CHAPTER 7

Q UEEN GENEVIEVE slipped away to her private rooms for a moment’s rest, leaving the guests to occupy themselves. Without a word, Hatter Madigan followed and stood guard in the hall.


The queen’s quarters consisted of three interconnected salons. One of these was filled with overstuffed couches and giant pillows to swaddle Her Highness in lazy comfort; another was a dressing room, storehouse for the queen’s many royal outfits; and the third was a bathroom, outfitted with tasseled curtains made of a fabric more voluptuous than any found outside the queendom.


Genevieve studied her reflection in the bathroom looking glass. Her daughter’s birthday always made her feel old. It wasn’t very long ago that she herself had begun her training to become queen. She saw lines at the corners of her eyes and on both sides of her mouth that hadn’t been there a year earlier. It was a shame that imagination had its limits, that it could affect the physical realm only so far and she couldn’t imagine herself young again.

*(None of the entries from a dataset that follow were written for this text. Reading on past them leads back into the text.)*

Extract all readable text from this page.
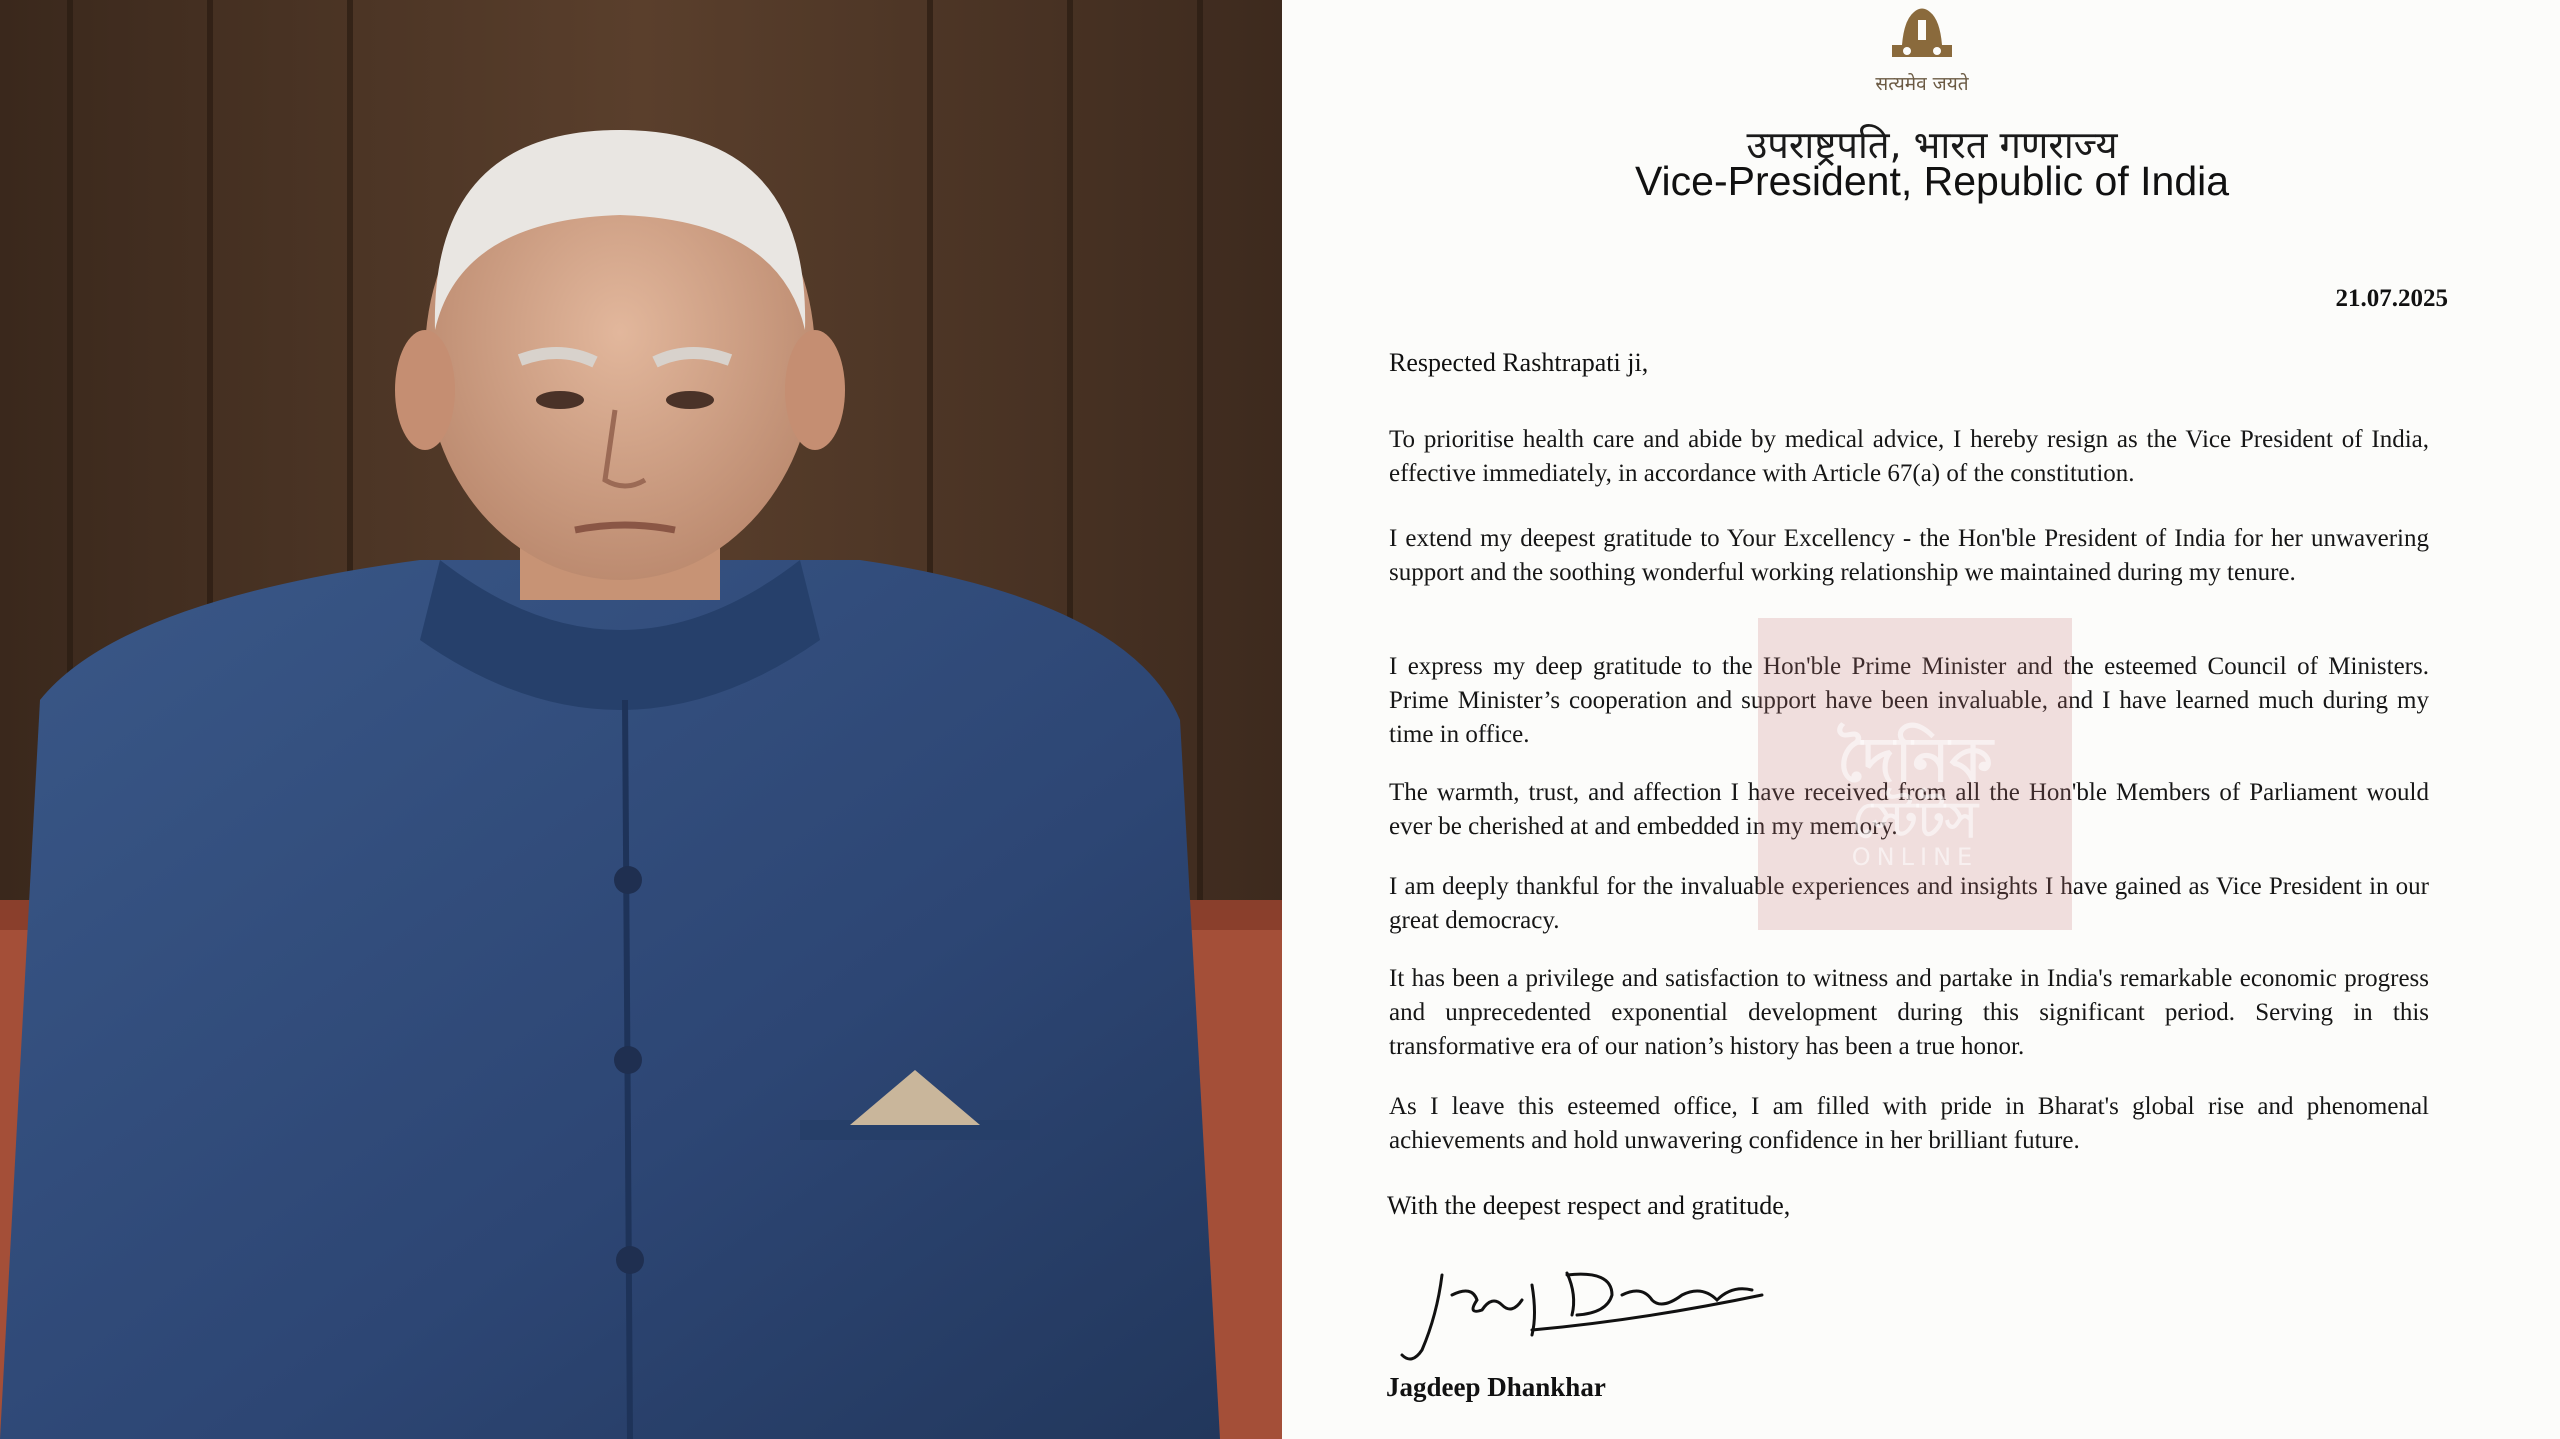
सत्यमेव जयते
उपराष्ट्रपति, भारत गणराज्य
Vice-President, Republic of India
21.07.2025
Respected Rashtrapati ji,
To prioritise health care and abide by medical advice, I hereby resign as the Vice President of India, effective immediately, in accordance with Article 67(a) of the constitution.
I extend my deepest gratitude to Your Excellency - the Hon'ble President of India for her unwavering support and the soothing wonderful working relationship we maintained during my tenure.
I express my deep gratitude to the Hon'ble Prime Minister and the esteemed Council of Ministers. Prime Minister’s cooperation and support have been invaluable, and I have learned much during my time in office.
The warmth, trust, and affection I have received from all the Hon'ble Members of Parliament would ever be cherished at and embedded in my memory.
I am deeply thankful for the invaluable experiences and insights I have gained as Vice President in our great democracy.
It has been a privilege and satisfaction to witness and partake in India's remarkable economic progress and unprecedented exponential development during this significant period. Serving in this transformative era of our nation’s history has been a true honor.
As I leave this esteemed office, I am filled with pride in Bharat's global rise and phenomenal achievements and hold unwavering confidence in her brilliant future.
With the deepest respect and gratitude,
Jagdeep Dhankhar
দৈনিক
স্টেটস
ONLINE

What was that smell? A familiar, spicy-sweet aroma. She saw a plume of blue smoke and followed it into the sitting room, where she found the blue caterpillar coiled dreamily around his hookah and puffing

away. Ordinarily, Genevieve would have been angry to discover anyone, let alone a giant larva, in her private sanctuary without having been invited. But the caterpillar was no ordinary giant larva. There were eight caterpillars in Wonderland, each a different color. They were the great oracles of the region, already old at the dawn of the queendom. They served the Heart Crystal and didn’t much care who occupied the throne so long as the crystal remained safe. It was said that they could see the future because they

refused to judge it, but lately more and more members of the suit families were shrugging off the caterpillars’ prophecies, claiming a reliance on them was nothing more than silly superstition, a remnant from more barbaric times. The caterpillars didn’t actively interfere in the workings of the government or in the rivalries among the suit families, but they weren’t above letting Genevieve glimpse the future if it concerned the safety of the Heart Crystal, so that she might take action to protect it.

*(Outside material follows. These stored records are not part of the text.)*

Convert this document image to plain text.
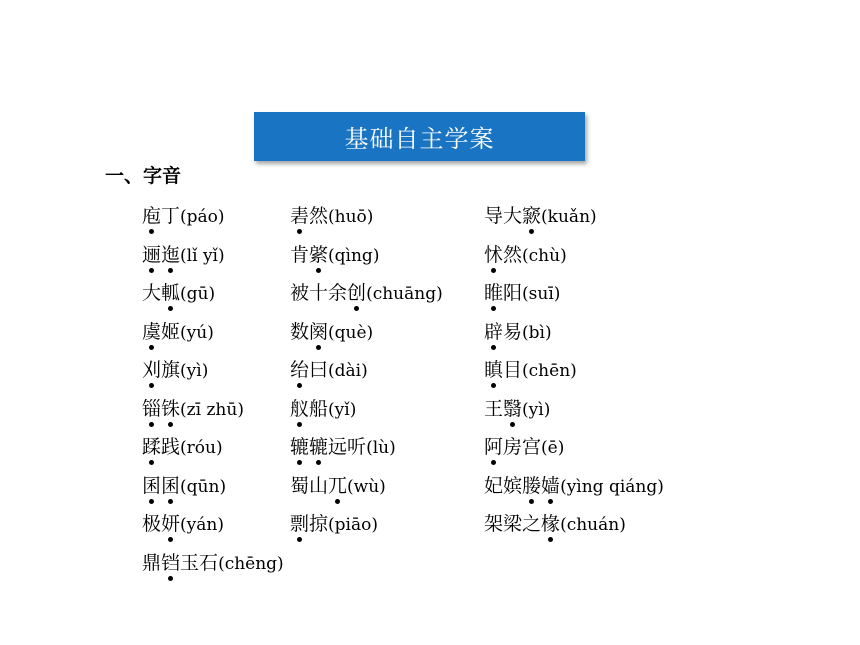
基础自主学案
一、字音
庖丁(páo)	砉然(huō)	导大窾(kuǎn)
逦迤(lǐ yǐ)	肯綮(qìng)	怵然(chù)
大軱(gū)	被十余创(chuāng) 睢阳(suī)
虞姬(yú)	数阕(què)	辟易(bì)
刈旗(yì)	绐曰(dài)	瞋目(chēn)
锱铢(zī zhū) 舣船(yǐ)	王翳(yì)
蹂践(róu)	辘辘远听(lù)	阿房宫(ē)
囷囷(qūn)	蜀山兀(wù)	妃嫔媵嫱(yìng qiáng)
极妍(yán)	剽掠(piāo)	架梁之椽(chuán)
鼎铛玉石(chēng)
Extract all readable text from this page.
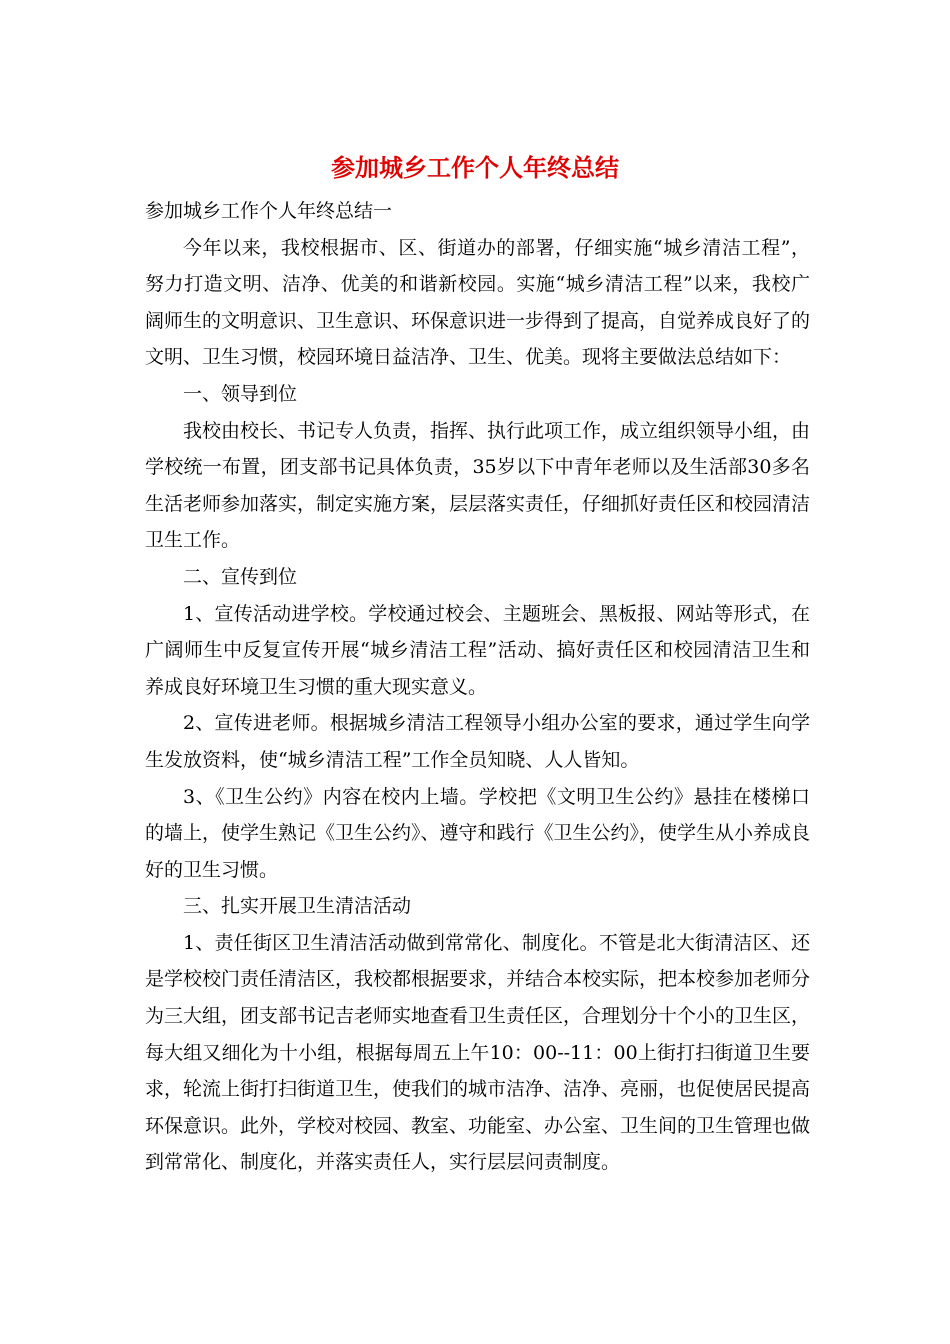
参加城乡工作个人年终总结

参加城乡工作个人年终总结一

今年以来，我校根据市、区、街道办的部署，仔细实施“城乡清洁工程”，努力打造文明、洁净、优美的和谐新校园。实施“城乡清洁工程”以来，我校广阔师生的文明意识、卫生意识、环保意识进一步得到了提高，自觉养成良好了的文明、卫生习惯，校园环境日益洁净、卫生、优美。现将主要做法总结如下：

一、领导到位

我校由校长、书记专人负责，指挥、执行此项工作，成立组织领导小组，由学校统一布置，团支部书记具体负责，35岁以下中青年老师以及生活部30多名生活老师参加落实，制定实施方案，层层落实责任，仔细抓好责任区和校园清洁卫生工作。

二、宣传到位

1、宣传活动进学校。学校通过校会、主题班会、黑板报、网站等形式，在广阔师生中反复宣传开展“城乡清洁工程”活动、搞好责任区和校园清洁卫生和养成良好环境卫生习惯的重大现实意义。

2、宣传进老师。根据城乡清洁工程领导小组办公室的要求，通过学生向学生发放资料，使“城乡清洁工程”工作全员知晓、人人皆知。

3、《卫生公约》内容在校内上墙。学校把《文明卫生公约》悬挂在楼梯口的墙上，使学生熟记《卫生公约》、遵守和践行《卫生公约》，使学生从小养成良好的卫生习惯。

三、扎实开展卫生清洁活动

1、责任街区卫生清洁活动做到常常化、制度化。不管是北大街清洁区、还是学校校门责任清洁区，我校都根据要求，并结合本校实际，把本校参加老师分为三大组，团支部书记吉老师实地查看卫生责任区，合理划分十个小的卫生区，每大组又细化为十小组，根据每周五上午10：00--11：00上街打扫街道卫生要求，轮流上街打扫街道卫生，使我们的城市洁净、洁净、亮丽，也促使居民提高环保意识。此外，学校对校园、教室、功能室、办公室、卫生间的卫生管理也做到常常化、制度化，并落实责任人，实行层层问责制度。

“Thank you for coming today, Caterpillar,” she said. “It’s an honor to play host to one so wise. We are all humbly grateful-especially Alyss.”


“Ahem hum hum,” grumbled the caterpillar, exhaling a cloud of smoke.

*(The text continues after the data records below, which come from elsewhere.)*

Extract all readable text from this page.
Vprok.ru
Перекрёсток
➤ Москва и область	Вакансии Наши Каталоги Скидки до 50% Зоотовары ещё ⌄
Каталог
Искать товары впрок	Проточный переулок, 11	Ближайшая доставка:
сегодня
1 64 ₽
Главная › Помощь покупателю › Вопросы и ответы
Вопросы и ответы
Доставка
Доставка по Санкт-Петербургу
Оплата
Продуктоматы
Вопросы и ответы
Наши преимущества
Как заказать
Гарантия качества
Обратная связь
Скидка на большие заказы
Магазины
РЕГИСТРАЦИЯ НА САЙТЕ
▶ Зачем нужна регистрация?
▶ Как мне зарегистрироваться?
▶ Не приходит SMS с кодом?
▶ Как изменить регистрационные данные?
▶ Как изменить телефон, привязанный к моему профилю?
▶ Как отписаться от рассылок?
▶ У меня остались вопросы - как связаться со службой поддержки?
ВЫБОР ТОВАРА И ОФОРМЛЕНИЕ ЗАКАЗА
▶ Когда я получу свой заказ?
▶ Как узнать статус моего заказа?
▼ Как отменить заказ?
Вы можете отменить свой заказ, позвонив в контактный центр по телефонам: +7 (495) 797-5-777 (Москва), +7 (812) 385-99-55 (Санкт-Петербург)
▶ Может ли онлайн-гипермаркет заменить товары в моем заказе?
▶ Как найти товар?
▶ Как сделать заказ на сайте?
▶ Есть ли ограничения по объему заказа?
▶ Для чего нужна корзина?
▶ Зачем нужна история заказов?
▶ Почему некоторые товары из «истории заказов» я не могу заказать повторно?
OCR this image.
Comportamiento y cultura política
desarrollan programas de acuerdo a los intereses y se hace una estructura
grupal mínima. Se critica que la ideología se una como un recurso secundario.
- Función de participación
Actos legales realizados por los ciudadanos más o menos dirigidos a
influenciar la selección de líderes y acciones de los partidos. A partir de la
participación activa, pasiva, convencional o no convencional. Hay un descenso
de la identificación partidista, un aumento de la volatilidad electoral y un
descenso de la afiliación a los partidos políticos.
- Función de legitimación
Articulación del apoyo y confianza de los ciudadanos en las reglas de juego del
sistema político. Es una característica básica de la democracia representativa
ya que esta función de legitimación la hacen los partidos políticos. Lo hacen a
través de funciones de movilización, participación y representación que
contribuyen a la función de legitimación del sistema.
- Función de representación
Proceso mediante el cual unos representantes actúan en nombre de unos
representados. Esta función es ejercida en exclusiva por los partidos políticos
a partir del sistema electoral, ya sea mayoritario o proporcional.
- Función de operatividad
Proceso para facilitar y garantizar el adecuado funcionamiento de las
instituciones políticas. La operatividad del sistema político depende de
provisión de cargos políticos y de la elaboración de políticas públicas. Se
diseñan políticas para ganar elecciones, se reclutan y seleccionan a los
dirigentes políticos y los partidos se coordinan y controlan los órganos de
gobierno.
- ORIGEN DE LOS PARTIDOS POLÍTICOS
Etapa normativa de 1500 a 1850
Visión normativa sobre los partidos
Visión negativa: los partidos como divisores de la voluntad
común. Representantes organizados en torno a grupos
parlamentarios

The smoke formed the shape of a butterfly with extended wings, then metamorphosed into a confusion of scenes. Genevieve saw a large cat grooming itself. She saw what looked like a lightning bolt. She saw Redd’s face. Then the smoke again formed the shape of a butterfly. The butterfly folded its wings and Genevieve awoke on a couch with the smell of stale tobacco in her nostrils. The caterpillar was gone. Hatter Madigan and a walrus in a tuxedo jacket two sizes too small were standing over her.


“You must have fainted, madam,” said the walrus-butler. “I will get you some water, madam.” The walrus hurried out of the room. The queen remained silent for several moments, then- “The blue caterpillar was here.”

Hatter Madigan frowned and put a hand to the brim of his top hat. His eyes scanned the room. “I’m not quite sure what he showed me,” Genevieve said.

“I will inform General Doppelganger and the rest of the Millinery. We will prepare a defense for whatever’s coming.”


Just once, Queen Genevieve would have liked to relax the watchful vigilance she was forced to maintain every hour of every day to ensure Wonderland’s safety. The caterpillars’ prophecies were always so


vague. Sometimes their visions reflected only possibilities, the dark wishes of those who never planned to carry them out. But she couldn’t take a chance, not when it concerned Redd.


“Make sure not to alarm our guests,” she said. “Of course.” Hatter bowed and left the room.

Genevieve was lucky to have such a bodyguard. Hatter Madigan could swing a blade (or several at once) faster and more accurately than anyone alive. He was nimble, acrobatic. He could flip and tumble through the air without getting hit by a single cannonball spider in an onslaught of cannonball spiders. But even with all of his skills, he could not protect the queen forever. How could he have known that the precautionary measures he was about to take would prove useless, that it was already too late?